7 Responses to “Evangelical Ethos of Parachurch Entitlement”

  1. JD – totally agree! I like to use a second term for those of us who exist “outside” the local church besides parachurch. The phrase I use is “pro-church.” It speaks to the essential posture of the parachurch entities towards the church. No longer extracting human and financial resources for its own mission but deferential, existing to serve and make the church effective and fruitful, moving beyond seeing the church as a partner of convenience to an indispensable partner.

    That said, as a pro-church guy I have been grieved over and over by local churches who delegate or even abdicate responsibility (particularly to the vulnerable or those on the margins) to parachurch organizations.
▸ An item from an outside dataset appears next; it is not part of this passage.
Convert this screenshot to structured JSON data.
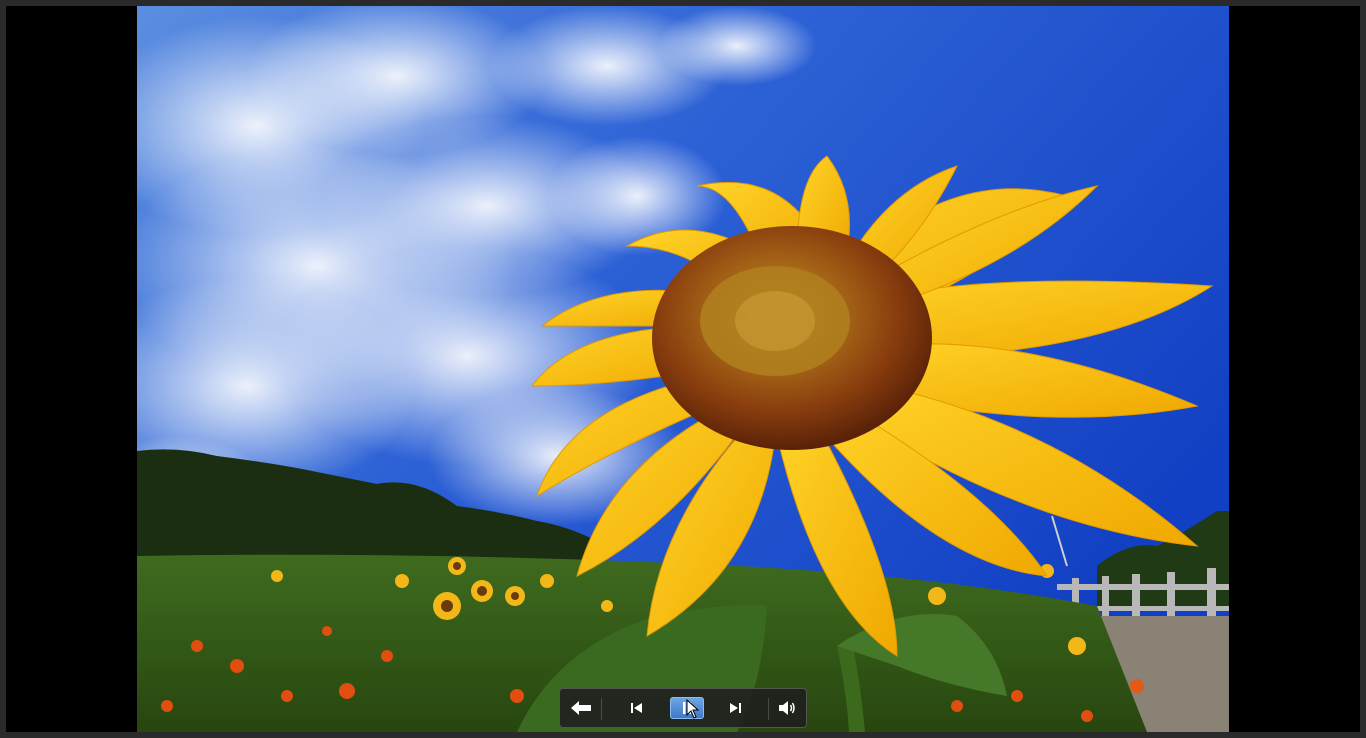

This grief in me has sometimes been further compounded by these same churches later choosing to launch out on their own without so much as a thanks, apology, or a listening ear to learn some of the hard-fought lessons that we have through the years.

  2. I hope you do continue this post. As it stands, I think you’ve been a bit unfair (not least by painting all parachurch organizations with the same broad brush). I’ll just point to one conceptual difficulty with your argument:

    “But if parachurch groups establish definitions of successful ministry that local churches are unable to achieve, then we have a problem.” Ok. My wife works in a parachurch ministry that provides survivors of sex trafficking in India and Cambodia with opportunities to break free of the cycle of poverty and prostitution. For them, ministry success is rescuing as many of these women as possible. This is not the definition of ministry success for the church we attend here in Brooklyn, nor could it be. Where’s the problem here exactly?

  3. JD

    Thanks, Damon. Good words!

  4. JD

    Thanks, David, for your response. Re-read the post. I do not categorize all parachurch organizations into the same category–hence the use of the word “many”. I would expect local churches here and in Asia would be engaged in this important work that your wife is engaged in. May her tribe increase!